Katsuhiro Otomo, poster alternatif pour Isle of Dogs.

Quatre ans après l’original et coloré The Grand Budapest Hotel, Wes Anderson nous revient avec son nouveau film, tout en stop-motion, le très attendu Isle of Dogs ou « l’île aux Chiens » en français.

L’histoire prend place au Japon, dans la ville fictive de Megasaki, dans un futur proche qui a vu naître une société totalitaire laissant peu d’espace à la liberté et à la pensée individuelles. À la suite d’une épidémie de grippe canine, le maire décide (unilatéralement et malgré les protestations) d’expédier tous les chiens, fidèles compagnons de l’Homme, sur une île où s’entassent des déchets. C’est sans compter sur son neveu (éloigné et orphelin) intrépide, Atari, qui mettra tout en œuvre pour retrouver son chien adoré, Spots, emmené lui aussi sur cette île reculée.

 

Merveille animée

 

Ce n’est pas la première fois que le réalisateur touche à l’animation. En 2009, il nous avait livré une splendide adaptation d’un roman de Roald Dahl, le très beau Fantastic Mr Fox (à gauche), lui aussi en stop-motion. Isle of Dogs va encore plus loin dans cette perfection, à tel point que parfois, l’on oublie qu’il s’agit d’animation, tant les quadrupèdes sont criants de vérité et ce, jusque dans le rendu de leur pelage.

   

Visuellement, le film est un véritable régal. On retrouve bien évidemment tous les éléments qui parcourent le cinéma de Wes Anderson, si particulier, si reconnaissable et dont la maîtrise évolue au fil de sa carrière.

La symétrie des plans, les concordances des couleurs et de variations de tons ainsi que l’attention portée au moindre détail font de chaque image un ravissement pour les yeux. La réalisation d’un film en stop-motion est constituée de photographies « accolées » les unes aux autres, et le film ressemble effectivement à une succession de tableaux ou encore de décors de théâtre, tous particulièrement réussis, tous originaux, tous étudiés avec attention. Toutefois, notons que cette esthétique propre à Wes Anderson nous a semblé ici moins « rigide », moins millimétrée, que celle du Grand Budapest Hotel.
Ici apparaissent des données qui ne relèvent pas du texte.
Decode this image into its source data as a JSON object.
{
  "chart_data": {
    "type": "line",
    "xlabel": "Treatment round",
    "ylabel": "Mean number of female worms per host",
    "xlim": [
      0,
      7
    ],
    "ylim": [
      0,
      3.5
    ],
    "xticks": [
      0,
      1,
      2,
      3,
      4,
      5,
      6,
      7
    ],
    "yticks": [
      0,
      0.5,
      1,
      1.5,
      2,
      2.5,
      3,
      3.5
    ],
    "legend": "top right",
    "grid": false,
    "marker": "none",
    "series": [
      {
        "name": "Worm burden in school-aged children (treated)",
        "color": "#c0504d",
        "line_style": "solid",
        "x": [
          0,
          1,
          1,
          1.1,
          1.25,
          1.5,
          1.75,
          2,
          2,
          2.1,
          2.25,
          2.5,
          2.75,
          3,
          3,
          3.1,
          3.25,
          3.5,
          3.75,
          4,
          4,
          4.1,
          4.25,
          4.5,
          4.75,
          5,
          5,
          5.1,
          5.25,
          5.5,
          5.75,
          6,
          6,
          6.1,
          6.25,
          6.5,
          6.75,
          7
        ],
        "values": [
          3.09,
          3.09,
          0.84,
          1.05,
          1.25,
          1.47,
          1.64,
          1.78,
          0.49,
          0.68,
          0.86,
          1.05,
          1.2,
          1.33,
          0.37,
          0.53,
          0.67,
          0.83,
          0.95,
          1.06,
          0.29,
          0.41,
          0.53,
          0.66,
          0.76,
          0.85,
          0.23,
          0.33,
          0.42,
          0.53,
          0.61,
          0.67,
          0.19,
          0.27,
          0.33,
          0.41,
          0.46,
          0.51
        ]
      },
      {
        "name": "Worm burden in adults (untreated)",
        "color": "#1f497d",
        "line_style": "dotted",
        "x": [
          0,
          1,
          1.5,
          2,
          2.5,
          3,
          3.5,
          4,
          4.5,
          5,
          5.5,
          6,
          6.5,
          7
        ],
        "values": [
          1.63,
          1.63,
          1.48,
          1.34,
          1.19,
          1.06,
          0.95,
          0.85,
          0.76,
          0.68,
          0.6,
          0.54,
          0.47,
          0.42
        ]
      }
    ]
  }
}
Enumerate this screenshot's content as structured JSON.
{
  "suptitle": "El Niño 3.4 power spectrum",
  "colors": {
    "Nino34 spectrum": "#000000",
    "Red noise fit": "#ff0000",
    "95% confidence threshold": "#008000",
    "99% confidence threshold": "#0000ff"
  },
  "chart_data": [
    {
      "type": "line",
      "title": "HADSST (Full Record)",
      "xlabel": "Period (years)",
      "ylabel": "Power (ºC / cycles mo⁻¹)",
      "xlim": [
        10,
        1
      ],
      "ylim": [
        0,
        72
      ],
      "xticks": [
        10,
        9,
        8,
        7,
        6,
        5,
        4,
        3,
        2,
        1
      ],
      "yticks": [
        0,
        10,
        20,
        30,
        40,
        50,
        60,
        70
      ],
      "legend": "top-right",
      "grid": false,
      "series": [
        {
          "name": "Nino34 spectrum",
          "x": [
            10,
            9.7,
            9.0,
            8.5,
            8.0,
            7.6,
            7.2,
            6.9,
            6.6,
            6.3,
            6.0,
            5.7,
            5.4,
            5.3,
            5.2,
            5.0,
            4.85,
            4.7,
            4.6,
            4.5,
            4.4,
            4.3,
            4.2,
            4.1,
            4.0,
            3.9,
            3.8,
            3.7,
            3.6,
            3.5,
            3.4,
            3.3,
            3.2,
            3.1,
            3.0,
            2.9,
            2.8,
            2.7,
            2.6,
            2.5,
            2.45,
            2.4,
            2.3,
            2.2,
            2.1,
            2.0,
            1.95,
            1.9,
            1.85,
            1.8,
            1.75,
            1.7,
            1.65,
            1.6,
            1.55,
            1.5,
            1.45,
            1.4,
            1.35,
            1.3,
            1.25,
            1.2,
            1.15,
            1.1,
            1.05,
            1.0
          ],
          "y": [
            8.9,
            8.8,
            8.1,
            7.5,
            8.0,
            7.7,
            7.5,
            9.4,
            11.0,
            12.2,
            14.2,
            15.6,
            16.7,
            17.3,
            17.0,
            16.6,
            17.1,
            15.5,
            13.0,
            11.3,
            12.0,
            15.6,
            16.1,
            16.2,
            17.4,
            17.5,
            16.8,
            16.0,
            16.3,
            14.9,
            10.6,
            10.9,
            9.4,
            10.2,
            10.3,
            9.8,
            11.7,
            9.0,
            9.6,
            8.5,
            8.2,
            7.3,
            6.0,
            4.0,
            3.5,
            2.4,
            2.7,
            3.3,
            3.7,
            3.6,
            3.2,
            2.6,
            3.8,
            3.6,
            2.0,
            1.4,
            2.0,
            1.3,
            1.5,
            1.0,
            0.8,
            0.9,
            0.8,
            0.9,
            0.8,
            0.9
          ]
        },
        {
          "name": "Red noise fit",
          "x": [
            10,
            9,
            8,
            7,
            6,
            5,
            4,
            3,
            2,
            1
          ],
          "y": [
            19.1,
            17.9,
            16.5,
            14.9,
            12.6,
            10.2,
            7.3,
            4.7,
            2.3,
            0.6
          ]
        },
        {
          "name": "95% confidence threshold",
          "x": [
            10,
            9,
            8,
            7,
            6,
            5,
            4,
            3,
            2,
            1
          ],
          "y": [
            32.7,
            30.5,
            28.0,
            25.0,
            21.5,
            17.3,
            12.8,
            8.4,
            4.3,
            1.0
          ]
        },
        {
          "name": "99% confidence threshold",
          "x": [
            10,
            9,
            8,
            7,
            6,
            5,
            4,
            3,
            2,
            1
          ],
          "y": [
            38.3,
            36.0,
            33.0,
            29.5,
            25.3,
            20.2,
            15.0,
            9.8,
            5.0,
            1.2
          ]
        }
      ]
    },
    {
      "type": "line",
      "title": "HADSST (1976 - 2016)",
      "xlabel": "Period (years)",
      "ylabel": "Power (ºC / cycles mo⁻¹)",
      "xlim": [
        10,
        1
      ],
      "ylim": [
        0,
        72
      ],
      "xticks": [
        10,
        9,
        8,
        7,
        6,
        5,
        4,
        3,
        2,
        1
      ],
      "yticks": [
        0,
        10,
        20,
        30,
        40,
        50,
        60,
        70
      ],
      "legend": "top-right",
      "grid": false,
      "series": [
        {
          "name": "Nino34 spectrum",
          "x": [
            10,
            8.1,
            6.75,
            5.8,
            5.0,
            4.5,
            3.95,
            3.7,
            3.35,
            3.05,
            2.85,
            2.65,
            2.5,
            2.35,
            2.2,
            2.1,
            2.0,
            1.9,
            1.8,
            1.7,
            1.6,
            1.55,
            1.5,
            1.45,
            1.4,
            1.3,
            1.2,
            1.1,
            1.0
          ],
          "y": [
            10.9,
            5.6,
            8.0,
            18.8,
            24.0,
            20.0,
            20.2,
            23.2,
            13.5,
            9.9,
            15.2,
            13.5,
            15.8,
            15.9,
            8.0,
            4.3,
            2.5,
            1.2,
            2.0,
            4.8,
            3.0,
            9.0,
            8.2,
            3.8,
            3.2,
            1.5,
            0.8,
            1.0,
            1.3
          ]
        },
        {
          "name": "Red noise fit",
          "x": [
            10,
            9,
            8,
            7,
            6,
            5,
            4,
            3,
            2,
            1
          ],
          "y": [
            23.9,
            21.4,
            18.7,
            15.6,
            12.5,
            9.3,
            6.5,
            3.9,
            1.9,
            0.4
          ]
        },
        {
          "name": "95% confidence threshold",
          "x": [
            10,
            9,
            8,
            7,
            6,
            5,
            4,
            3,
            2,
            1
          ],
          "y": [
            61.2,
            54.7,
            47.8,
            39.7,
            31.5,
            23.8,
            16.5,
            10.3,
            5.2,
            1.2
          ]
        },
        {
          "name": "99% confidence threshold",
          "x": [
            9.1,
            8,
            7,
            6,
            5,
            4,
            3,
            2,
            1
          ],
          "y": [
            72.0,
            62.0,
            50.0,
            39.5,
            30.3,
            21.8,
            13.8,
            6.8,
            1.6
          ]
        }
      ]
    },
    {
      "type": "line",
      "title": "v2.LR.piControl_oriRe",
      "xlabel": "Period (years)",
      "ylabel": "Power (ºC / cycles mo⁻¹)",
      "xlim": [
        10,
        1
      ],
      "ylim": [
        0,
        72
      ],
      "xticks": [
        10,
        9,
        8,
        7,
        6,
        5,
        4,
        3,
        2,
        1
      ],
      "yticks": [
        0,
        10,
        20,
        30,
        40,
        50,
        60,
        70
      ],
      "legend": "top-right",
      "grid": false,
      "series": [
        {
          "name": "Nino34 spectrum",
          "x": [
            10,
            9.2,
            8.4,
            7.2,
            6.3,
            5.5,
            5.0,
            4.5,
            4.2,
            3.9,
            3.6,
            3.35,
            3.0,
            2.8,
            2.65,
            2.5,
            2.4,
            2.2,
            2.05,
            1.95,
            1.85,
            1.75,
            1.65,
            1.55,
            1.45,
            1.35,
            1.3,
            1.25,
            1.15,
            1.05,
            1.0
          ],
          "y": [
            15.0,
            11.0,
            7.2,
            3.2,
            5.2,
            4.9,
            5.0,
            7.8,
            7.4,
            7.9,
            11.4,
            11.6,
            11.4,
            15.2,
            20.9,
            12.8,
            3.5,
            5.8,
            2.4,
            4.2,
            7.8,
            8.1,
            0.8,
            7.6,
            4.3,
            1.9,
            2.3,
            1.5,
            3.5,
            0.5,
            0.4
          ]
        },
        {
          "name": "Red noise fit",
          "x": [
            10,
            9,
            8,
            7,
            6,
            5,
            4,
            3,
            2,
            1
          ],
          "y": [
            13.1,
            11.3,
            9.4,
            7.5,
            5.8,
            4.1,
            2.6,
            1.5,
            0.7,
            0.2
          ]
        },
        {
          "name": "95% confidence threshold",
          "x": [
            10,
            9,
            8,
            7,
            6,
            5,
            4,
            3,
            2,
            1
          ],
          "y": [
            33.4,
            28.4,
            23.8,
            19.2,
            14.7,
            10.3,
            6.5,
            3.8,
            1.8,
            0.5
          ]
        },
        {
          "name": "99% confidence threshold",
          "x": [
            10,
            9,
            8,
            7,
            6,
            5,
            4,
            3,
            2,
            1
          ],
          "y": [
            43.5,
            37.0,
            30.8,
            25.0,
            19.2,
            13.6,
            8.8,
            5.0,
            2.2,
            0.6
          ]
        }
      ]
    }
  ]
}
Par ailleurs, les déchets et les lieux abandonnés sont traités avec un soin esthétique particulier, conférant une certaine forme de beauté à des éléments a priori repoussants. Cette démarche artistique rappelle les « Manufactured Landscapes » du photographe canadien Edward Burtynsky (qui a co-réalisé plusieurs films à partir de ses oeuvres, avec la réalisatrice Jennifer Baichwal).

Edward Burtynsky, Oil Fields #2, Belridge, California, USA, 2003

 

 Admiration référencée

 

 Le métrage constitue également et visiblement un immense hommage au Japon et à sa culture. Des références sont plus ou moins dissimulées tout au long de l’œuvre qui s’ancre dans un Japon à la fois futuriste et extrêmement traditionnel, ce qui lui donne un aspect moderne et ancien (on pense aux tapisseries, aux estampes, aux théâtres, mais aussi aux immeubles ou encore à la cuisine).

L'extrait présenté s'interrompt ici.